Banking

March 18, 2014

Survey: Bank customers dislike solving problems on social media

Banks that use social media to handle customer complaints might be doing more harm than good, suggest the results of a study released Tuesday by a Charlotte consulting company.

Banks that use social media to handle customer complaints might be doing more harm than good, according to a study released Tuesday by a Charlotte consulting company.

The findings by Carlisle & Gallagher Consulting Group show that 90 percent of customers prefer to discuss problems with their bank in private, as opposed to on social media sites.

In another finding, 68 percent of consumers say they would never use social media to solve a problem with their bank.

The findings come as Facebook, Twitter and other social media sites have become popular outlets for consumer complaints. The trend has resulted in companies, including big banks such as Bank of America and Wells Fargo, to monitor social media for complaints on a daily basis and respond directly to upset consumers.

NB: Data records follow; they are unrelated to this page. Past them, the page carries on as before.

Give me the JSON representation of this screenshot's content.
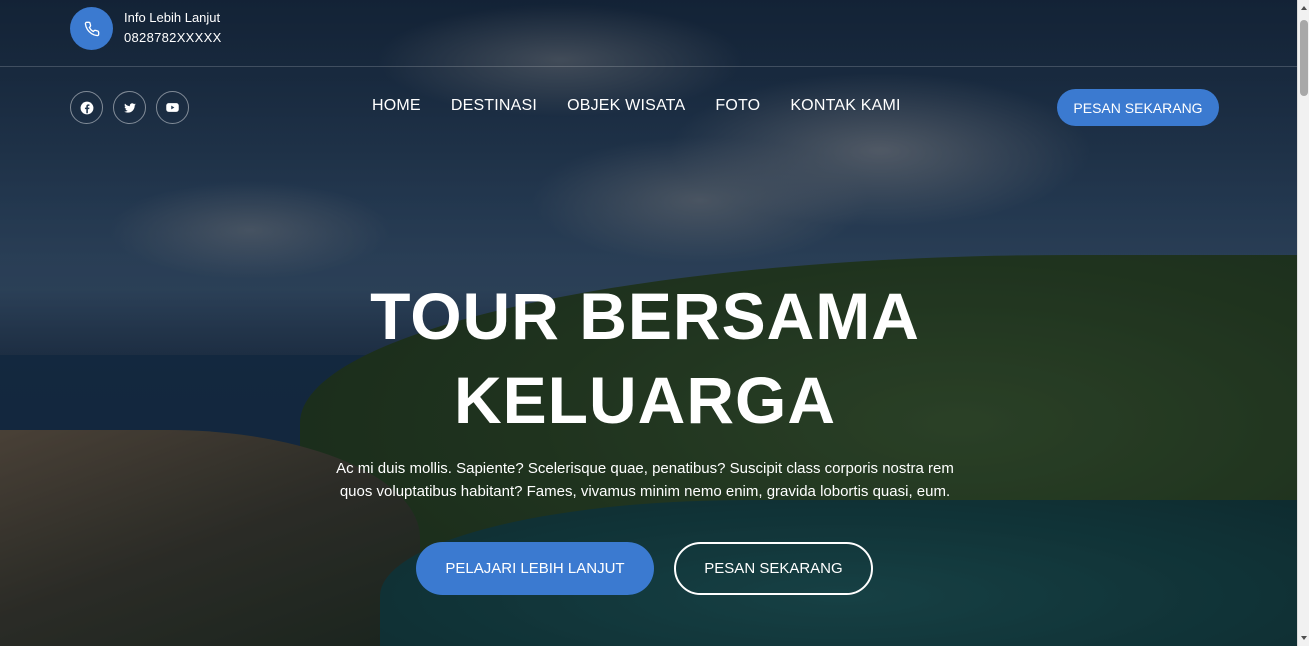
{
  "topbar": {
    "contact_title": "Info Lebih Lanjut",
    "contact_number": "0828782XXXXX",
    "icon": "phone-icon"
  },
  "social": [
    {
      "name": "facebook-icon"
    },
    {
      "name": "twitter-icon"
    },
    {
      "name": "youtube-icon"
    }
  ],
  "nav": {
    "items": [
      "HOME",
      "DESTINASI",
      "OBJEK WISATA",
      "FOTO",
      "KONTAK KAMI"
    ]
  },
  "header_cta": "PESAN SEKARANG",
  "hero": {
    "title_line1": "TOUR BERSAMA",
    "title_line2": "KELUARGA",
    "lead_line1": "Ac mi duis mollis. Sapiente? Scelerisque quae, penatibus? Suscipit class corporis nostra rem",
    "lead_line2": "quos voluptatibus habitant? Fames, vivamus minim nemo enim, gravida lobortis quasi, eum.",
    "primary_button": "PELAJARI LEBIH LANJUT",
    "secondary_button": "PESAN SEKARANG"
  },
  "colors": {
    "accent": "#3b7ad0",
    "text": "#ffffff"
  }
}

Banks, like other companies, also use often social media to tout their products and services as well as to share financial tips, such as ways to save money.

Those efforts might also be backfiring, the survey results suggest. In another finding, 87 percent of customers say banks’ use of social media is annoying, boring or unhelpful. Also, 52 percent of customers say the use of social media by banks is ineffective.

Among customers who might turn to social media to complain about their banks, 54 percent prefer Facebook, while 18 percent prefer Twitter. LinkedIn ranks third, preferred by 12 percent of customers, followed by blogs at 10 percent and “other” and 6 percent.

The survey was based on online interviews in September with 1,002 U.S. consumers.